Il Putto Reggifestone dell’Accademia di San Luca è di Raffaello

Sono le conclusioni cui sarebbe giunto uno studio sul frammento di affresco conservato presso l’Accademia Nazionale di San Luca a Roma, realizzato con il sostegno dei Mecenati della Galleria Borghese – Roman Heritage Onlus, associazione presieduta da Maite Bulgari, in occasione del 500°anniversario della morte di Raffaello Sanzio (Urbino, 1483 – Roma,1520)

L’importante rivelazione dovrebbe chiudere il lungo dibattito sull’autenticità dell’opera che era aperto da tempo nel mondo degli studiosi, escludendo la possibilità che il dipinto sia un falso d’epoca neoclassica. Ne sarebbe testimonianza tra le altre cose quanto appare dalla ultima pulitura che fa fede della qualità del frammento conservato nell’Accademia di San Luca, prima compromesso nella sua leggibilità dalle alterazioni prodotte con tutta probabilità da incauti interventi precedenti.

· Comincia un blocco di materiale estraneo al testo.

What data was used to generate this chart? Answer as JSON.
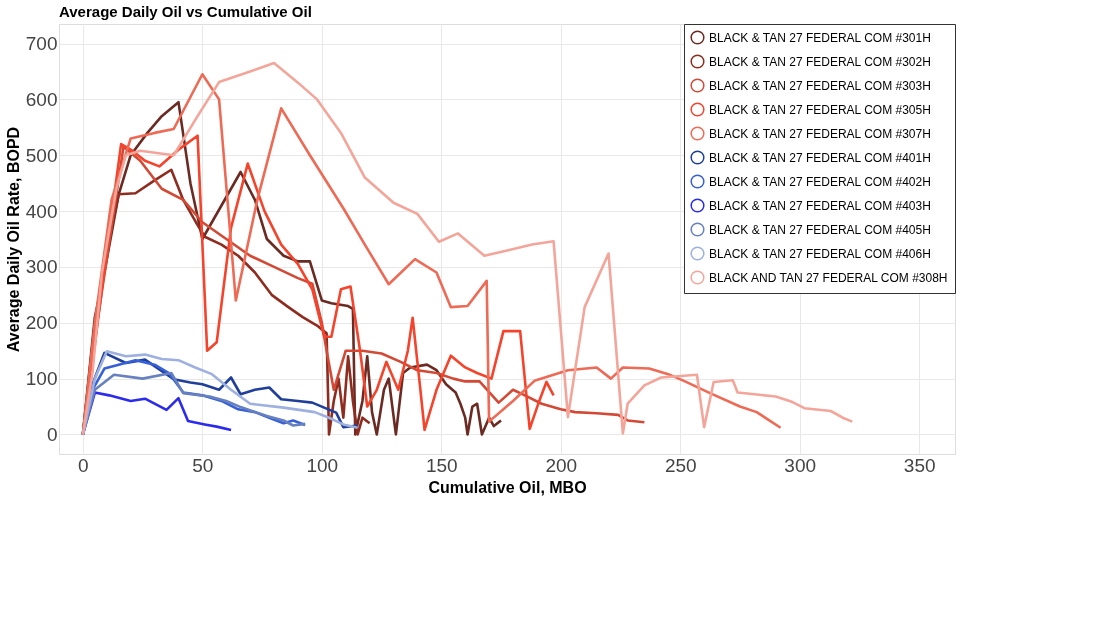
{
  "chart_data": {
    "type": "line",
    "title": "Average Daily Oil vs Cumulative Oil",
    "xlabel": "Cumulative Oil, MBO",
    "ylabel": "Average Daily Oil Rate, BOPD",
    "xlim": [
      -10,
      365
    ],
    "ylim": [
      -35,
      735
    ],
    "xticks": [
      0,
      50,
      100,
      150,
      200,
      250,
      300,
      350
    ],
    "yticks": [
      0,
      100,
      200,
      300,
      400,
      500,
      600,
      700
    ],
    "grid": true,
    "legend": "top right",
    "series": [
      {
        "name": "BLACK & TAN 27 FEDERAL COM #301H",
        "color": "#6b2a22",
        "x": [
          0,
          5,
          9,
          15,
          20,
          27,
          33,
          40,
          45,
          50,
          58,
          66,
          72,
          77,
          84,
          90,
          95,
          100,
          104,
          111,
          113,
          114,
          117,
          119,
          121,
          123,
          126,
          128,
          131,
          134,
          137,
          144,
          148,
          152,
          156,
          158,
          160,
          161,
          163,
          165,
          167,
          170,
          172,
          175
        ],
        "values": [
          0,
          210,
          290,
          430,
          500,
          540,
          570,
          595,
          450,
          350,
          410,
          470,
          420,
          350,
          320,
          310,
          310,
          240,
          235,
          230,
          225,
          0,
          60,
          140,
          40,
          0,
          80,
          100,
          0,
          110,
          120,
          125,
          115,
          90,
          75,
          55,
          30,
          0,
          50,
          55,
          0,
          30,
          15,
          25
        ]
      },
      {
        "name": "BLACK & TAN 27 FEDERAL COM #302H",
        "color": "#8e2c20",
        "x": [
          0,
          5,
          10,
          15,
          22,
          30,
          37,
          42,
          48,
          51,
          58,
          65,
          72,
          79,
          86,
          92,
          98,
          102,
          103,
          105,
          107,
          109,
          111,
          113,
          115,
          117,
          120
        ],
        "values": [
          0,
          200,
          330,
          430,
          432,
          455,
          474,
          420,
          375,
          354,
          340,
          320,
          290,
          250,
          228,
          210,
          195,
          181,
          0,
          60,
          100,
          30,
          140,
          60,
          0,
          30,
          20
        ]
      },
      {
        "name": "BLACK & TAN 27 FEDERAL COM #303H",
        "color": "#d24a36",
        "x": [
          0,
          6,
          17,
          24,
          33,
          42,
          50,
          60,
          70,
          80,
          90,
          96,
          100,
          102,
          105,
          110,
          117,
          125,
          133,
          140,
          148,
          155,
          160,
          166,
          174,
          180,
          185,
          192,
          200,
          206,
          215,
          224,
          228,
          235
        ],
        "values": [
          0,
          200,
          515,
          490,
          440,
          420,
          380,
          350,
          320,
          300,
          280,
          270,
          200,
          150,
          80,
          150,
          150,
          145,
          130,
          115,
          110,
          100,
          95,
          95,
          57,
          80,
          70,
          55,
          45,
          40,
          38,
          35,
          25,
          22
        ]
      },
      {
        "name": "BLACK & TAN 27 FEDERAL COM #305H",
        "color": "#f5432c",
        "x": [
          0,
          5,
          10,
          16,
          20,
          26,
          32,
          40,
          48,
          52,
          56,
          62,
          69,
          76,
          83,
          90,
          96,
          101,
          104,
          108,
          112,
          116,
          119,
          123,
          127,
          132,
          136,
          138,
          141,
          143,
          148,
          154,
          160,
          165,
          171,
          176,
          183,
          187,
          191,
          194,
          197
        ],
        "values": [
          0,
          160,
          330,
          520,
          510,
          490,
          480,
          510,
          535,
          150,
          165,
          370,
          485,
          400,
          340,
          305,
          260,
          175,
          175,
          260,
          265,
          150,
          50,
          80,
          130,
          80,
          150,
          209,
          90,
          8,
          80,
          141,
          120,
          110,
          100,
          185,
          185,
          10,
          60,
          94,
          70
        ]
      },
      {
        "name": "BLACK & TAN 27 FEDERAL COM #307H",
        "color": "#ee6a55",
        "x": [
          0,
          5,
          12,
          20,
          30,
          38,
          50,
          57,
          64,
          73,
          83,
          95,
          109,
          118,
          128,
          139,
          148,
          154,
          161,
          169,
          170,
          180,
          189,
          203,
          215,
          221,
          226,
          237,
          245,
          252,
          262,
          275,
          282,
          292
        ],
        "values": [
          0,
          200,
          420,
          530,
          540,
          547,
          645,
          600,
          240,
          420,
          584,
          500,
          405,
          340,
          269,
          314,
          290,
          228,
          230,
          275,
          23,
          60,
          96,
          115,
          120,
          100,
          120,
          118,
          108,
          95,
          75,
          50,
          40,
          12
        ]
      },
      {
        "name": "BLACK & TAN 27 FEDERAL COM #401H",
        "color": "#1f3f9a",
        "x": [
          0,
          4,
          9,
          18,
          26,
          38,
          45,
          50,
          57,
          62,
          66,
          72,
          78,
          83,
          90,
          96,
          101,
          106,
          109,
          115
        ],
        "values": [
          0,
          90,
          146,
          128,
          134,
          99,
          93,
          90,
          80,
          102,
          72,
          80,
          84,
          63,
          60,
          57,
          48,
          39,
          13,
          16
        ]
      },
      {
        "name": "BLACK & TAN 27 FEDERAL COM #402H",
        "color": "#3560d8",
        "x": [
          0,
          4,
          9,
          15,
          22,
          30,
          36,
          42,
          50,
          58,
          65,
          72,
          78,
          84,
          88,
          93
        ],
        "values": [
          0,
          80,
          118,
          125,
          133,
          125,
          110,
          75,
          70,
          60,
          45,
          40,
          30,
          20,
          25,
          17
        ]
      },
      {
        "name": "BLACK & TAN 27 FEDERAL COM #403H",
        "color": "#2b2bef",
        "x": [
          0,
          5,
          11,
          20,
          26,
          35,
          40,
          44,
          51,
          56,
          62
        ],
        "values": [
          0,
          75,
          70,
          60,
          64,
          44,
          65,
          24,
          18,
          14,
          8
        ]
      },
      {
        "name": "BLACK & TAN 27 FEDERAL COM #405H",
        "color": "#6680c0",
        "x": [
          0,
          5,
          13,
          25,
          37,
          42,
          53,
          60,
          66,
          77,
          84,
          88,
          93
        ],
        "values": [
          0,
          80,
          107,
          100,
          110,
          74,
          68,
          60,
          49,
          33,
          25,
          16,
          19
        ]
      },
      {
        "name": "BLACK & TAN 27 FEDERAL COM #406H",
        "color": "#9db0e0",
        "x": [
          0,
          5,
          10,
          18,
          26,
          33,
          40,
          47,
          54,
          62,
          70,
          84,
          97,
          103,
          109,
          115
        ],
        "values": [
          0,
          100,
          149,
          140,
          143,
          135,
          133,
          120,
          108,
          80,
          55,
          48,
          40,
          30,
          18,
          12
        ]
      },
      {
        "name": "BLACK AND TAN 27 FEDERAL COM #308H",
        "color": "#f4a59a",
        "x": [
          0,
          4,
          8,
          14,
          18,
          24,
          38,
          48,
          57,
          70,
          80,
          90,
          98,
          108,
          118,
          130,
          140,
          149,
          157,
          168,
          178,
          188,
          197,
          203,
          210,
          220,
          226,
          228,
          235,
          242,
          257,
          260,
          264,
          272,
          274,
          290,
          297,
          302,
          313,
          318,
          322
        ],
        "values": [
          0,
          110,
          290,
          440,
          500,
          508,
          500,
          570,
          631,
          650,
          665,
          630,
          600,
          540,
          460,
          415,
          395,
          345,
          360,
          320,
          330,
          340,
          346,
          31,
          228,
          324,
          2,
          55,
          88,
          102,
          107,
          13,
          94,
          97,
          75,
          68,
          58,
          47,
          42,
          30,
          23
        ]
      }
    ]
  }
}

Fino ad oggi la possibile attribuzione del Putto alla mano del genio di Urbino era avventua su basi stilistiche risultando in effetti in buona misura paragonabile se non proprio sovrapponibile ad una delle due figure che affiancano il Profeta Isaia realizzato -questo si, senza alcun dubbio-  dal Sanzio nel 1513 circa nella chiesa di Sant’Agostino a Roma.

E’ noto però che l’ attribuzione non aveva convinto tutti, tanto è vero che tra coloro che avevano pensato ad un’opera assai più tarda realizzata perfino con intenti evidentemente fraudolenti, si era schierato uno studioso assai noto, tra i più convinti dell’inganno, vale a dire Luigi Salerno, che in un saggio sul Bollettino d’Arte del 1960 intitolato Il profeta Isaia di Raffaello e il putto della Accademia di S. Luca  aveva per l’appunto riferito l’opera ad un falso realizzato sul finire del Settecento dal pittore francese Jean Baptiste Wicar.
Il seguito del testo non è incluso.